There are existing provisions in the Bill that provide safeguards against the fraudulent phoenixing behaviour that the new clause targets. Section 216 of the Insolvency Act 1986 makes provision for restriction and prohibition on the re-use of a company name when new companies are formed, which is an intrinsic feature of phoenixing and one that the hon. Gentleman addresses in his new clause. That provision will be complemented by the new powers contained in the Bill. For instance, the registrar may choose to exercise the power to compel the production of information to help her determine whether an application to incorporate a company complies with the proper delivery requirements. They will include that those named as prospective directors can lawfully act as such, which would not be the case if they were barred under the 1986 Act from acting as a director of a company using a prohibited name, and the registrar would be empowered to reject the incorporation application. Furthermore, the registrar will have greater power to direct companies to change their names if they deliberately mislead in their purpose. Such powers provide the registrar with a powerful tool when considering new company registrations.

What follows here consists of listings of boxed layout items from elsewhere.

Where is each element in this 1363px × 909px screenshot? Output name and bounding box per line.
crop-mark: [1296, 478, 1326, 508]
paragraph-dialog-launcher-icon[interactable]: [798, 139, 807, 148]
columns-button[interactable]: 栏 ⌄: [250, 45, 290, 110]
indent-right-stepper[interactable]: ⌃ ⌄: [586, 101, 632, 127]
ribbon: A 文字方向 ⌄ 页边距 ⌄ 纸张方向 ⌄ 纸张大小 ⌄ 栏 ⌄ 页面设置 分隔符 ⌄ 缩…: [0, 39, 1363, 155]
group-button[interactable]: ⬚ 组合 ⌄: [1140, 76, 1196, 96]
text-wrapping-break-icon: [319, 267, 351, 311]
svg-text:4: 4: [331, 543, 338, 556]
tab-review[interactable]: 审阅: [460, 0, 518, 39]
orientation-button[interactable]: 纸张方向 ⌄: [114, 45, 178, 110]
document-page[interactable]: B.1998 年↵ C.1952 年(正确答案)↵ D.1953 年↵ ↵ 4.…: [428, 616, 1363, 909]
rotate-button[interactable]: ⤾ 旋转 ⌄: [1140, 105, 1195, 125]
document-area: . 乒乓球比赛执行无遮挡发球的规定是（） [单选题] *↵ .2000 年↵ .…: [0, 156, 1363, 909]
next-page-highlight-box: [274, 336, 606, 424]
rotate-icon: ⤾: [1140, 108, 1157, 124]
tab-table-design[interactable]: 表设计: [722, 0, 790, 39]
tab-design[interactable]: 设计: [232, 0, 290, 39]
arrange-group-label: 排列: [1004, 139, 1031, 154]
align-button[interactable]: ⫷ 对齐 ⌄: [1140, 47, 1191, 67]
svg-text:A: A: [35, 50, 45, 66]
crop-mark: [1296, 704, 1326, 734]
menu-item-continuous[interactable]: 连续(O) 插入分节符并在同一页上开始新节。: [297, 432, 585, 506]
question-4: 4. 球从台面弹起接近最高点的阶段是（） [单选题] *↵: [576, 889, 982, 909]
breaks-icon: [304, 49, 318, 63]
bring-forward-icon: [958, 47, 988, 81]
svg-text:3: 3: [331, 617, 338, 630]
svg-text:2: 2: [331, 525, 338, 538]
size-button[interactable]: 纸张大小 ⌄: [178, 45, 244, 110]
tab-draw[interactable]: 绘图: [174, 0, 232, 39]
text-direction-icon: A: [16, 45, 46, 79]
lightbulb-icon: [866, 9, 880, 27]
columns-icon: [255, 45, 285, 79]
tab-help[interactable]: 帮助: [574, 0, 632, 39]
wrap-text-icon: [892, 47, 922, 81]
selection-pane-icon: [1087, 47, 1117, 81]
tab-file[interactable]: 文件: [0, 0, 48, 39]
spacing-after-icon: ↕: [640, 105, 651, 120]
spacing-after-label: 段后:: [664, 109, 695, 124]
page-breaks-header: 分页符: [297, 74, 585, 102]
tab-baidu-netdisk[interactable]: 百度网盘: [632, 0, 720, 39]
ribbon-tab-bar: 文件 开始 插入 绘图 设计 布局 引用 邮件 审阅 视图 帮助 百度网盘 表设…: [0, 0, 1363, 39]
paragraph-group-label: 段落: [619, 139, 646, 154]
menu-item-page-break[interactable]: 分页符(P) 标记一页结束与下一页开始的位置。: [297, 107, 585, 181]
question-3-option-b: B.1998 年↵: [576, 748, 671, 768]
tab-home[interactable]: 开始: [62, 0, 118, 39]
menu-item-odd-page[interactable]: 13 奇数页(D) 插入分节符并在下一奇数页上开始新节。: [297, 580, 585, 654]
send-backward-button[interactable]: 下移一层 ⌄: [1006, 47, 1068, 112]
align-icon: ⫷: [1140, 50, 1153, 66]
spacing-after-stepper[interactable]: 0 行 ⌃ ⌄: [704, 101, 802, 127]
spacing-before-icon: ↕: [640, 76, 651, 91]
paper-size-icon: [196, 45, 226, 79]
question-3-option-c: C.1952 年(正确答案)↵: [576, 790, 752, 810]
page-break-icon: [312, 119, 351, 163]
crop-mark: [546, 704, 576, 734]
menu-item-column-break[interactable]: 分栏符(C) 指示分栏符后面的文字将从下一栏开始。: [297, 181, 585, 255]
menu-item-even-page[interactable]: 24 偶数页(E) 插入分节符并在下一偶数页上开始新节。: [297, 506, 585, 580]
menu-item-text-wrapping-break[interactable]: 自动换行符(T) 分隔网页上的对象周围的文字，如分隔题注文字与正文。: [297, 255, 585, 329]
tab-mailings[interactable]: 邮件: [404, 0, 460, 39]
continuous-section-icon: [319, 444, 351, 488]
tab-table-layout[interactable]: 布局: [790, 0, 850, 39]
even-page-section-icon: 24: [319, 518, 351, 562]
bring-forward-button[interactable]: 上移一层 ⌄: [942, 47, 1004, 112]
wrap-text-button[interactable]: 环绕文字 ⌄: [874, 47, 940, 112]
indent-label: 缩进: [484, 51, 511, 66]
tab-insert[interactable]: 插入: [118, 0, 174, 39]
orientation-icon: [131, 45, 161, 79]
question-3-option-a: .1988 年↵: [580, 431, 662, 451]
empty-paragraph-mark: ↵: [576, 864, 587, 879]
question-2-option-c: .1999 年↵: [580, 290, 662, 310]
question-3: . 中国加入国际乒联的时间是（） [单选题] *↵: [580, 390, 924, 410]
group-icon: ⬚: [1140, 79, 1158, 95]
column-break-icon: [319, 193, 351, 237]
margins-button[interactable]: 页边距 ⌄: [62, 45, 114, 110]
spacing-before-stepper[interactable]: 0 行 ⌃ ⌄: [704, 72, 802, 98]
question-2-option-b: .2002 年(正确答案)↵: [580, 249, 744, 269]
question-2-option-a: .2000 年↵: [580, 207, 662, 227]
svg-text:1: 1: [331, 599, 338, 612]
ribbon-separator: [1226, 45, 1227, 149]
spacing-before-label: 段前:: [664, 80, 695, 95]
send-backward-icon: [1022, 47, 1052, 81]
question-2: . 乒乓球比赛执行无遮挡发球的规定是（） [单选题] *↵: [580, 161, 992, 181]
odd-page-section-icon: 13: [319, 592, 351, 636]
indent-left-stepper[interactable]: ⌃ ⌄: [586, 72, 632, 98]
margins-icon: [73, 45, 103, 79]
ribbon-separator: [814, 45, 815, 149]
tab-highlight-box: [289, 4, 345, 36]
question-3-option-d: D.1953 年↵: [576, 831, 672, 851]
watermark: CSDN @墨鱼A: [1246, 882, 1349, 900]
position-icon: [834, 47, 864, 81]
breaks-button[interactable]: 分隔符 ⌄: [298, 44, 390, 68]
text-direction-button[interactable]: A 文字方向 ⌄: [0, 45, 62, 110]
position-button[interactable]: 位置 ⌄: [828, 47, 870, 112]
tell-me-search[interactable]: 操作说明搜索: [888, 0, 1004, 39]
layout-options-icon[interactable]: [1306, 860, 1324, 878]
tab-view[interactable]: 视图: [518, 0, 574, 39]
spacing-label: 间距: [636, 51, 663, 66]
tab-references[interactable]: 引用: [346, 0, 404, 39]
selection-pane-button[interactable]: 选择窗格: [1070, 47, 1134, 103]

The registrar will be able to examine and interrogate information already held and share data with law enforcement partners and other authorities. That will allow other key characteristics such as verified identities, the registered office, proposed officers and business activities to be critically assessed with intelligence received to spot patterns of phoenixing.
If adopted, the new clause would be largely duplicative of provisions already in place or those introduced by the Bill. It would also erode the registrar’s discretion in the application of their powers as envisaged. There will be some instances when companies are captured by the new clause and are not culpable, but are merely victims of a legitimate business failure trying to start their enterprise. For instance, the new clause mentions companies that have
“been subject to winding up procedures”.
In that situation, they may be companies that have not necessarily gone into liquidation. There might be other legitimate reasons that those procedures have taken place, which may not be reflective of something that might be considered phoenixing. So, the registrar must be allowed to apply their powers according to the facts and information available. As I have said, I am keen to look at that, including the pre-pack rules, to see where we can tighten up on the matter to make sure those instances are minimised. For all those reasons, I hope the hon. Member will withdraw his new clause.
I thank the Minister for his response. The new clause was very much a probing amendment and the Minister points out one weakness. It is a small new clause for dealing with quite a big problem and I may look to table a much more rounded amendment on Report. With that, I beg to ask leave to withdraw the motion.
Clause, by leave, withdrawn.
New Clause 70
Bar on directors in breach of duties receiving public funds
“(1) A company with a director or directors which are in breach of the general duties outlined in Chapter 2 of the Companies Act 2006, or who have been found to have committed statutory breaches of employment law, may not receive Government provided funds or financial support, unless subsection (2) applies.
(2) A company whose director or directors meet the criteria outlined in subsection (1) may receive Government provided funds or financial support if such funds or support are provided solely and specifically for the direct benefit of the company’s employees.”—(Gavin Newlands.)
This new clause seeks to prevent directors who fail to comply with their duties as a company director or with employment law provisions from being able to access funds in instances where these funds are for the benefit of the company and not the company’s employees.
Brought up, and read the First time.